There are at least three methods to run a diesel engine on biofuel using veggie oils, animal fats or both. All three are used with both fresh and pre-owned oils.


1. Use the oil just as it is-- typically called SVO fuel (straight vegetable oil);


2. Mix it with kerosene (paraffin) or petroleum diesel fuel, or with biodiesel, or blend it with a solvent, or with gas;


3. Convert it to biodiesel.


The very first two approaches sound easiest, however, as so typically in life, it's not quite that basic.


1. Mixing it


Vegetable oil is a lot more thick (thicker) than either petro-diesel or biodiesel. The purpose of blending it or blending it with other fuels is to reduce the viscosity to make it thinner so that it flows more easily through the fuel system into the combustion chamber.


If you're mixing veg-oil with petroleum diesel or kerosene (very same as # 1 diesel) you're still using fossilfuel-- cleaner than most, but still unclean enough, lots of would state. Still, for each gallon of


vegetable oil you utilize, that's one gallon of fossil-fuel conserved, which much less climate-changing carbon in the environment.


People use different blends, varying from 10% grease and 90% petro-diesel to 90% vegetable oil and 10% petro-diesel. Some individuals just use it that method, launch and go, without pre-heating it (which makes veg-oil much thinner), or even utilize pure veggie oil without pre-heating it, which would make it much thinner.


You may get away with it with an older Mercedes 5-cylinder IDI diesel, which is an extremely difficult and tolerant motor-- it will not like it however you most likely won't eliminate it. Otherwise, it's not sensible.


To do it correctly you'll require what amounts to an SVO system with fuel pre-heating anyhow, ideally using pure petro-diesel or biodiesel for starts and stops. (See next.) In which case there's no need for the blends.


Blends with numerous solvents and/or with unleaded fuel are "experimental at best", little or absolutely nothing is learnt about their effects on the combustion attributes of the fuel or their long-lasting results on the engine.


Higher viscosity is not the only issue with utilizing vegetable oil as fuel. Veg-oil has various chemical homes and combustion attributes from the petroleum diesel fuel for which diesel motor and their fuel systems are developed.

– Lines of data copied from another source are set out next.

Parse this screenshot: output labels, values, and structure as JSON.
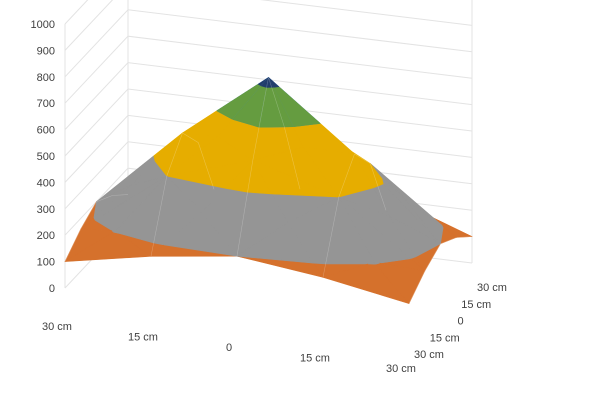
{
  "chart_data": {
    "type": "surface",
    "x_categories": [
      "30 cm",
      "15 cm",
      "0",
      "15 cm",
      "30 cm"
    ],
    "y_categories": [
      "30 cm",
      "15 cm",
      "0",
      "15 cm",
      "30 cm"
    ],
    "z_ticks": [
      "0",
      "100",
      "200",
      "300",
      "400",
      "500",
      "600",
      "700",
      "800",
      "900",
      "1000"
    ],
    "zlim": [
      0,
      1000
    ],
    "z": [
      [
        100,
        160,
        200,
        160,
        100
      ],
      [
        160,
        400,
        500,
        400,
        160
      ],
      [
        200,
        500,
        750,
        500,
        200
      ],
      [
        160,
        400,
        500,
        400,
        160
      ],
      [
        100,
        160,
        200,
        160,
        100
      ]
    ],
    "bands": [
      {
        "range": [
          0,
          200
        ],
        "color": "#ED7D31"
      },
      {
        "range": [
          200,
          400
        ],
        "color": "#A5A5A5"
      },
      {
        "range": [
          400,
          600
        ],
        "color": "#FFC000"
      },
      {
        "range": [
          600,
          800
        ],
        "color": "#5B9BD5"
      },
      {
        "range": [
          800,
          1000
        ],
        "color": "#70AD47"
      }
    ],
    "peak_color": "#264478",
    "gridlines": true,
    "legend": "none"
  }
}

Diesel engines are modern machines with very exact fuel requirements, specifically the more contemporary, cleaner-burning diesels (see The TDI-SVO debate).


They are difficult but they'll just take so much abuse. There's no assurance of it, but using a mix of as much as 20% veg-oil of great quality is said to be safe enough for older diesels, especially in summer.


Otherwise using veg-oil fuel requires either a professional SVO option or biodiesel. Mixes and blends are usually a poor compromise. But mixes do have a benefit in winter.


Similar to biodiesel, some kerosene or winterised petro-diesel fuel combined with straight veggie oil lowers the temperature level at which it begins to gel. (See Using biodiesel in winter) More about fuel blending and blends.